Une proposition du gouvernement sud-africain visant à légaliser la polyandrie – lorsqu’une femme a plus d’un mari en même temps – a suscité des hurlements de protestation dans les milieux conservateurs.
Cela ne surprend pas le professeur Collis Machoko, un universitaire renommé sur le sujet.
Les objections portent « sur le contrôle », dit-il à la BBC. « Les sociétés africaines ne sont pas prêtes pour une véritable égalité. Nous ne savons pas quoi faire avec des femmes que nous ne pouvons pas contrôler. »
L’Afrique du Sud a l’une des constitutions les plus libérales du monde, embrassant les mariages homosexuels pour tous et la polygamie pour les hommes.
L’homme d’affaires et personnalité de la télévision Musa Mseleku – qui a quatre épouses – fait partie des opposants à la polyandrie.
« Cela va détruire la culture africaine.
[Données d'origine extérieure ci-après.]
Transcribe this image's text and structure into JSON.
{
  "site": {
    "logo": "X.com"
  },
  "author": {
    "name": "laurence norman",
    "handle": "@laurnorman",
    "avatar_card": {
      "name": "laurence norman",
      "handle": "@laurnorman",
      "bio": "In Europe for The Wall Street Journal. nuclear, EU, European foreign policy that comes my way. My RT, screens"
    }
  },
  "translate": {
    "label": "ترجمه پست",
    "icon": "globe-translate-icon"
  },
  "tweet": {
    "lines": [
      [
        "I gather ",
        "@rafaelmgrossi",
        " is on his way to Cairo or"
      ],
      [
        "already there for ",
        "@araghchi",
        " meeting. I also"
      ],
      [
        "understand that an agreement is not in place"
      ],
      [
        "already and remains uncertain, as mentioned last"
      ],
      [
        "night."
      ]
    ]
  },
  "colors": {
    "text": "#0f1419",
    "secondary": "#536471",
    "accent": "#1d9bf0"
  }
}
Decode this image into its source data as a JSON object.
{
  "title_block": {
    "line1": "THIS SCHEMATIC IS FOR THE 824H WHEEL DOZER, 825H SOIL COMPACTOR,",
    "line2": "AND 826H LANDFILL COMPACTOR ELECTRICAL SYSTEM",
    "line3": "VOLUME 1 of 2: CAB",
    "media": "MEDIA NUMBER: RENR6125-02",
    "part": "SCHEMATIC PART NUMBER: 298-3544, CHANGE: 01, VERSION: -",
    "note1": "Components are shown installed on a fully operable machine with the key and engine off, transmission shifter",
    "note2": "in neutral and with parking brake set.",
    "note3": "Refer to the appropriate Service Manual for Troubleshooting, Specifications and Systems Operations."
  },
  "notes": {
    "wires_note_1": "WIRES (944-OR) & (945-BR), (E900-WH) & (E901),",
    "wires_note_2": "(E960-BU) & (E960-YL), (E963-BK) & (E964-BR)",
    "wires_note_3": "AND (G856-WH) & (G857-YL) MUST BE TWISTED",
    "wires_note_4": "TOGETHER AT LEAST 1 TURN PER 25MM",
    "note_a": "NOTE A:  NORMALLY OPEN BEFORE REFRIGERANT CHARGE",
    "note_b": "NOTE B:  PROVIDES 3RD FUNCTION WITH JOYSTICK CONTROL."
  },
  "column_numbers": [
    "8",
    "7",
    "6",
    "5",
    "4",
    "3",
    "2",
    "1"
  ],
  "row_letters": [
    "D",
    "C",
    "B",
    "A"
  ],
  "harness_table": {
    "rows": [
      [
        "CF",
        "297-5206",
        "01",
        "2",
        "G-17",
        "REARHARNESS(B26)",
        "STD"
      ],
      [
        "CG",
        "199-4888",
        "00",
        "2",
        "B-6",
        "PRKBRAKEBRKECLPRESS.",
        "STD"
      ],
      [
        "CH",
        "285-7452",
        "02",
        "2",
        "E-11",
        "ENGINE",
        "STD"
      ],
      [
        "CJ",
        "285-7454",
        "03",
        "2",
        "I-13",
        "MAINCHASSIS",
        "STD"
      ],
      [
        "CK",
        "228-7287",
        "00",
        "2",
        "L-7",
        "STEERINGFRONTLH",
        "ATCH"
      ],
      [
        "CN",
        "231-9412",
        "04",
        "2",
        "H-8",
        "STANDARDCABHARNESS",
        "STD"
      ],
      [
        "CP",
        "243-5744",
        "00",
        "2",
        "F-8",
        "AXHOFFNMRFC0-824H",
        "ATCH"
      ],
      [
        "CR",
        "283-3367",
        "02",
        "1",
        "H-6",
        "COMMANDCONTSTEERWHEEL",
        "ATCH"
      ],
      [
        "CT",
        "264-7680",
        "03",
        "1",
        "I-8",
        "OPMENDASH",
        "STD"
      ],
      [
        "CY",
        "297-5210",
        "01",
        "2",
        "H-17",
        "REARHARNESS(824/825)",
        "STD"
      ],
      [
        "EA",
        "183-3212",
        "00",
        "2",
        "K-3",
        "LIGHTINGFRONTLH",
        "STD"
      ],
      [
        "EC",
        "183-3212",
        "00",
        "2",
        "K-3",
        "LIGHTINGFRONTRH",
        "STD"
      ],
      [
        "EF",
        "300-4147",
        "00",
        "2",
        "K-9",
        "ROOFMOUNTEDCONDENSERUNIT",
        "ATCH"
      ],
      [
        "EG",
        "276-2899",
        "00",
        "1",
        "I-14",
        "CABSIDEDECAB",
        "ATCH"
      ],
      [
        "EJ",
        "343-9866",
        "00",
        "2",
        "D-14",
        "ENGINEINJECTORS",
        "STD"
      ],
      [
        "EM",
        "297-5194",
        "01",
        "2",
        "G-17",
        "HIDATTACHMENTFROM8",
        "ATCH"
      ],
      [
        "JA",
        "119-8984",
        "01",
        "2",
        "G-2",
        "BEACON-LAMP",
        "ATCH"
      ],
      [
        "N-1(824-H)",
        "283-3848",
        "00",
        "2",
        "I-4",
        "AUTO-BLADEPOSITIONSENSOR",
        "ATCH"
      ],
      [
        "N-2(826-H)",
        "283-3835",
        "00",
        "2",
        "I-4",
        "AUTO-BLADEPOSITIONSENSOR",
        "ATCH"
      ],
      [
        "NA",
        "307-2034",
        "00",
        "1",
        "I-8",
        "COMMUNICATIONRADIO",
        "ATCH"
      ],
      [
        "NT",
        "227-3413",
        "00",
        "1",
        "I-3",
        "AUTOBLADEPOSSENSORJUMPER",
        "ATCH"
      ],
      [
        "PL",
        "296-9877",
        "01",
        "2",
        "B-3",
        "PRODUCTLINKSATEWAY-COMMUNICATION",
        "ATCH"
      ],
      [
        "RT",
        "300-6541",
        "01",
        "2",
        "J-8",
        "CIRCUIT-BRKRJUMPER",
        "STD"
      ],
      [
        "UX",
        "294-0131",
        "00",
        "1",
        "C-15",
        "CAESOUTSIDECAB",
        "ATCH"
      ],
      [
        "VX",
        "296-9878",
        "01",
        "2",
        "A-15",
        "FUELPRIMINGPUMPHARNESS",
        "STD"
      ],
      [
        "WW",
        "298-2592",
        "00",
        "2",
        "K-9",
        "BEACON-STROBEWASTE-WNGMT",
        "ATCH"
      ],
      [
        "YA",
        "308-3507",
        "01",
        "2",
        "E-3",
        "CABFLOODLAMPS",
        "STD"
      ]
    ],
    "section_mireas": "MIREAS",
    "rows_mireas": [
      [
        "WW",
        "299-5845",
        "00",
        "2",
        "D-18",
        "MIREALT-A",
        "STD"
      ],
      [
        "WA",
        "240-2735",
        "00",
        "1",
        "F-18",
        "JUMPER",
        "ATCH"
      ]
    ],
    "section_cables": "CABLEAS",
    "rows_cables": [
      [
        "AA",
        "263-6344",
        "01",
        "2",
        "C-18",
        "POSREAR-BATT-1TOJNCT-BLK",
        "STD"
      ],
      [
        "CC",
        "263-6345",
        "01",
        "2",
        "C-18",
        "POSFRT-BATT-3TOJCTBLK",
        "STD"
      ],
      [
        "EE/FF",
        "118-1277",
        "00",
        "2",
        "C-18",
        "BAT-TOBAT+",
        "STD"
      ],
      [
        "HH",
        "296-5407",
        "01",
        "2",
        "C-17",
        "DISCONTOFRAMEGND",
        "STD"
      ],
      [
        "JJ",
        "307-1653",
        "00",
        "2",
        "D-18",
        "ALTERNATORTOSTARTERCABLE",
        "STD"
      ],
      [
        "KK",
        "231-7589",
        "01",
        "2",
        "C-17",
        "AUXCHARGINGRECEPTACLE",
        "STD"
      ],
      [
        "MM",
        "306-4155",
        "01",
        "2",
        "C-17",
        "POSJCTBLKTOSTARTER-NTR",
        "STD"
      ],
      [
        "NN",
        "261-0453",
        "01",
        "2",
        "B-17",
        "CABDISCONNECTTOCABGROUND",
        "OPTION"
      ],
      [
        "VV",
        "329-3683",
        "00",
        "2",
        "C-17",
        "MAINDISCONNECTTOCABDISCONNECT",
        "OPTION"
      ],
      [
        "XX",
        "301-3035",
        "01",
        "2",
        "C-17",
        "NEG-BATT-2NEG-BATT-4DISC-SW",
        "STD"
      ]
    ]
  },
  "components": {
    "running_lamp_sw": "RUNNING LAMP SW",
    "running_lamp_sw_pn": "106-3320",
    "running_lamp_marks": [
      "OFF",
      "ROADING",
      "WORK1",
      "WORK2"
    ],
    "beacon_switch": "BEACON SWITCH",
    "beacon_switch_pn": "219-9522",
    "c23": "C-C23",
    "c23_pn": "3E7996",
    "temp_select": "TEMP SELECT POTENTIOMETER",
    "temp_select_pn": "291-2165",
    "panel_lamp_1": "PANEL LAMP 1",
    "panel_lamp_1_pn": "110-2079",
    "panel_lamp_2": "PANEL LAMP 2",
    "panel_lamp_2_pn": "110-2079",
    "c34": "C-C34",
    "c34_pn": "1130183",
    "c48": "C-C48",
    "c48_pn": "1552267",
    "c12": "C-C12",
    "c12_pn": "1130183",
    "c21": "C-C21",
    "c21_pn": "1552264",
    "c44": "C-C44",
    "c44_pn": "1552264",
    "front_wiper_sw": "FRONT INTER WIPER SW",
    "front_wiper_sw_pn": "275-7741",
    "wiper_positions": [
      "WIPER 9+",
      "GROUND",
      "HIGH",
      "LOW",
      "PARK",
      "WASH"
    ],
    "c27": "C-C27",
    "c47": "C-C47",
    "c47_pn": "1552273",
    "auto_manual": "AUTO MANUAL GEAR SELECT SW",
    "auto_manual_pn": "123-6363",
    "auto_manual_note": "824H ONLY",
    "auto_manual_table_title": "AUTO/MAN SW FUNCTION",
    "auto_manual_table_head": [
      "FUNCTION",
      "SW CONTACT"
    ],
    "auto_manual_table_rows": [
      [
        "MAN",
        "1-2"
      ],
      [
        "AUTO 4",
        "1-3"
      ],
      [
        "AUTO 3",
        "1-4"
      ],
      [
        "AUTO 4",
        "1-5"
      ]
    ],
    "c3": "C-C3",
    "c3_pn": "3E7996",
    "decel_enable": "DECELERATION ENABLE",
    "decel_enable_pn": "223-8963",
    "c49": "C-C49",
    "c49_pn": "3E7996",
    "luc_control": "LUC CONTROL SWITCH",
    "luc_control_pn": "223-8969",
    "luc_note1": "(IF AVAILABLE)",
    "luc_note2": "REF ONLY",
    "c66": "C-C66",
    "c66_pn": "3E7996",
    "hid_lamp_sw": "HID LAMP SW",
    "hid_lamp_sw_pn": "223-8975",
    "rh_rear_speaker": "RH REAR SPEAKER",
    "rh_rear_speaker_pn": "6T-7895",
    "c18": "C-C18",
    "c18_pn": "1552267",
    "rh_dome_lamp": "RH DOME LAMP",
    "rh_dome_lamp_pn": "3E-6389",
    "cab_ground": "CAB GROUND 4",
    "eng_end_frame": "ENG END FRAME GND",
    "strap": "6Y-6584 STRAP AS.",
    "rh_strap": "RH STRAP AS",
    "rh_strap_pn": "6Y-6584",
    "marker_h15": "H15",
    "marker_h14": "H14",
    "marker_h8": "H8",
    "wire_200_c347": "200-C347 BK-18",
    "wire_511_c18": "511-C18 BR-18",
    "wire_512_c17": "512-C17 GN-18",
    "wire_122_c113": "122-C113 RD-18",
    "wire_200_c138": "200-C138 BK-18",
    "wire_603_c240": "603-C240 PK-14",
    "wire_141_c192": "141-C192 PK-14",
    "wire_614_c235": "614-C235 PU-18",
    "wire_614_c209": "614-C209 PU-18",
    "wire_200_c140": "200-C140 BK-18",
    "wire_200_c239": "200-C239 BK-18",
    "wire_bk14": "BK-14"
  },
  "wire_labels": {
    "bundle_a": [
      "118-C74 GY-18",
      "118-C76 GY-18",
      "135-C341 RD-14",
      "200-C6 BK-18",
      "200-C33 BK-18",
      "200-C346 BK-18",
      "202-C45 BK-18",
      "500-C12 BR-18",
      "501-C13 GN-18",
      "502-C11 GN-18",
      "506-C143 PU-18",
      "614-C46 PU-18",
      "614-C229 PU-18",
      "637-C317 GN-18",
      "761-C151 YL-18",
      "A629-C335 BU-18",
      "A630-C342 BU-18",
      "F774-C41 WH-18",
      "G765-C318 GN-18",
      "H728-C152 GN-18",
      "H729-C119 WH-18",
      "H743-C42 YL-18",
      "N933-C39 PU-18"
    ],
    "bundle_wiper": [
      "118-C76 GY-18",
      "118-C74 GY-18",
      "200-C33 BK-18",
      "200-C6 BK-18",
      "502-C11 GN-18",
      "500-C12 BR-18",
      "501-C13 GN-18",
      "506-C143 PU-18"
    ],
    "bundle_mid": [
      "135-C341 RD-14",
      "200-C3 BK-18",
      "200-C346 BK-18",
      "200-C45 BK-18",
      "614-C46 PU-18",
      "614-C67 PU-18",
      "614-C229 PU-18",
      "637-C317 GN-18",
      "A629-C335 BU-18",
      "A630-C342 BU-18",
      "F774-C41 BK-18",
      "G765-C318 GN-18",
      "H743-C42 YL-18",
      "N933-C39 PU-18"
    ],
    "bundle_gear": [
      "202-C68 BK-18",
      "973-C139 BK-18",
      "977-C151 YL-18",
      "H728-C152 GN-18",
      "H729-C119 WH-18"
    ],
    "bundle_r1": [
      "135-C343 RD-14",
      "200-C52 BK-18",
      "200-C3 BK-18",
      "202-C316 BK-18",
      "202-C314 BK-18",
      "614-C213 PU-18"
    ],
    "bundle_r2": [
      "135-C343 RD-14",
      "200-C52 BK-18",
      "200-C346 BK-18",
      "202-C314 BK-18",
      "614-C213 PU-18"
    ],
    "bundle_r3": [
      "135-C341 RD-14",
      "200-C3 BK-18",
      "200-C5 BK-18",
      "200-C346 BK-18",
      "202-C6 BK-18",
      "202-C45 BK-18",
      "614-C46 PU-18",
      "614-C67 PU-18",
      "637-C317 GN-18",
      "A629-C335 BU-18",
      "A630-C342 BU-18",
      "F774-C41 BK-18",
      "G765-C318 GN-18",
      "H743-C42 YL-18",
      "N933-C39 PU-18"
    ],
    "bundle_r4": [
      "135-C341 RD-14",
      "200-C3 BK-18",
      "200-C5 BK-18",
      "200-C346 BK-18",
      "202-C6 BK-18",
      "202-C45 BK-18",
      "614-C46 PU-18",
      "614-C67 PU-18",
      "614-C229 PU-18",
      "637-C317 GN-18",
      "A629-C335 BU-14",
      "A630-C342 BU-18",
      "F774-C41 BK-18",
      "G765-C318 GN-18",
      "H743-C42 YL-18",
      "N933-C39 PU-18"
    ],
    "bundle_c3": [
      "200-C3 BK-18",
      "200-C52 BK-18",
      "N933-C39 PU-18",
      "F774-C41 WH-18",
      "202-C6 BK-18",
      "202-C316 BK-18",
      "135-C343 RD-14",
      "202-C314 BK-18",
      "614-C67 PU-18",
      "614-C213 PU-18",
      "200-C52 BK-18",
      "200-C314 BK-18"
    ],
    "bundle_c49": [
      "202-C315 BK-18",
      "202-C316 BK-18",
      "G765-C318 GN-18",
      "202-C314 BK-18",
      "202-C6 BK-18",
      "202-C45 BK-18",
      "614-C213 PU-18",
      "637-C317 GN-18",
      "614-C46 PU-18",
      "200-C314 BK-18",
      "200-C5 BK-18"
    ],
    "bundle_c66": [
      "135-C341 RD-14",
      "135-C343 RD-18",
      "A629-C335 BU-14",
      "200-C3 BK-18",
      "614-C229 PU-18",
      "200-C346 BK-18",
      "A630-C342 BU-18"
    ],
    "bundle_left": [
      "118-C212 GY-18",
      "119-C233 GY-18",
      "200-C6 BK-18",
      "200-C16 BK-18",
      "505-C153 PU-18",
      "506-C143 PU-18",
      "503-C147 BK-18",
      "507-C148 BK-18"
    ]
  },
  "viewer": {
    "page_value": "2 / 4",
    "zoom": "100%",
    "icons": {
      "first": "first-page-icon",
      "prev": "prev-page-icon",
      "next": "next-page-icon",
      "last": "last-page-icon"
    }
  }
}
Qu’en est-il des enfants de ces personnes ? Comment connaîtront-ils leur identité ? » s’interroge M. Mseleku, qui est la vedette d’une émission de télé-réalité sud-africaine sur sa famille polygame.
« La femme ne peut plus prendre le rôle de l’homme. C’est inouï. La femme va-t-elle maintenant payer le lobola [prix de la mariée] pour l’homme ? L’homme devra-t-il prendre son nom de famille ? »
Les unions secrètes
Le professeur Machoko a effectué des recherches sur la polyandrie dans son pays natal, le Zimbabwe voisin. Il a parlé à 20 femmes et 45 co-maris qui la pratiquaient, bien que ces mariages soient socialement tabous et non reconnus légalement.
« La polyandrie, parce qu’elle est boudée par une partie de la société, a été forcée à la clandestinité. Le secret est similaire à celui que l’on trouve chez les francs-maçons », a-t-il déclaré.
« Face à quelqu’un en qui ils n’ont pas confiance ou qu’ils ne connaissent pas, ils vont jusqu’à nier l’existence d’un tel mariage. Tout cela par peur des représailles et des persécutions. »
Les participantes à l’étude du professeur Machoko vivaient toutes séparément mais étaient attachées à l’union polyandre et en parlaient ouvertement entre elles.
« L’une des femmes a nourri l’idée de vouloir être une femme polyandre lorsqu’elle était en sixième année [âgée d’environ 12 ans] après avoir appris comment la reine des abeilles d’une ruche accueille de nombreux coépoux », explique le professeur.
À l’âge adulte, elle a commencé à avoir des relations sexuelles avec de multiples partenaires qui étaient tous conscients les uns des autres.
« Quatre de ses neuf co-époux actuels faisaient partie de ce premier groupe de petits amis ».
Dans la polyandrie, c’est souvent la femme qui initie les relations, et invite les maris à rejoindre son union. Certains paient la dot, d’autres choisissent de contribuer à sa subsistance. Elle a le pouvoir de renvoyer un co-mari si elle estime qu’il déstabilise ses autres relations.
Le professeur Machoko a déclaré que l’amour était la principale raison pour laquelle les hommes qu’il a interrogés ont dit qu’ils avaient accepté d’être co-mariés. Ils ne voulaient pas risquer de perdre leur femme.
Certains hommes ont également évoqué le fait qu’ils ne satisfaisaient pas leur femme sexuellement, acceptant la proposition d’un co-mari pour éviter le divorce ou les liaisons.
Une autre raison était la stérilité – certains hommes consentaient à ce que la femme prenne un autre mari pour qu’elle puisse avoir des enfants. De cette façon, les hommes « sauvaient la face » en public et évitaient d’être stigmatisés comme « émasculés ».
Les clercs sont bouleversés
Le professeur Machoko souligne qu’il n’avait pas connaissance de mariages polyandriques en Afrique du Sud. Néanmoins, les militants des droits des femmes demandent au gouvernement de légaliser ces unions dans l’intérêt de l’égalité et du choix, car la loi autorise actuellement un homme à prendre plus d’une épouse.
Leur proposition a été incluse dans un document – officiellement connu sous le nom de Livre vert – que le gouvernement a publié pour recueillir les commentaires du public alors qu’il s’engage dans la plus grande révision des lois sur le mariage depuis la fin du règne de la minorité blanche en 1994.
« Il est important de se rappeler que ce Livre vert vise à faire respecter les droits de l’homme et nous ne pouvons pas perdre cela de vue », a déclaré Charlene May, avocate au Women’s Legal Centre, un cabinet d’avocats qui se bat pour les droits des femmes.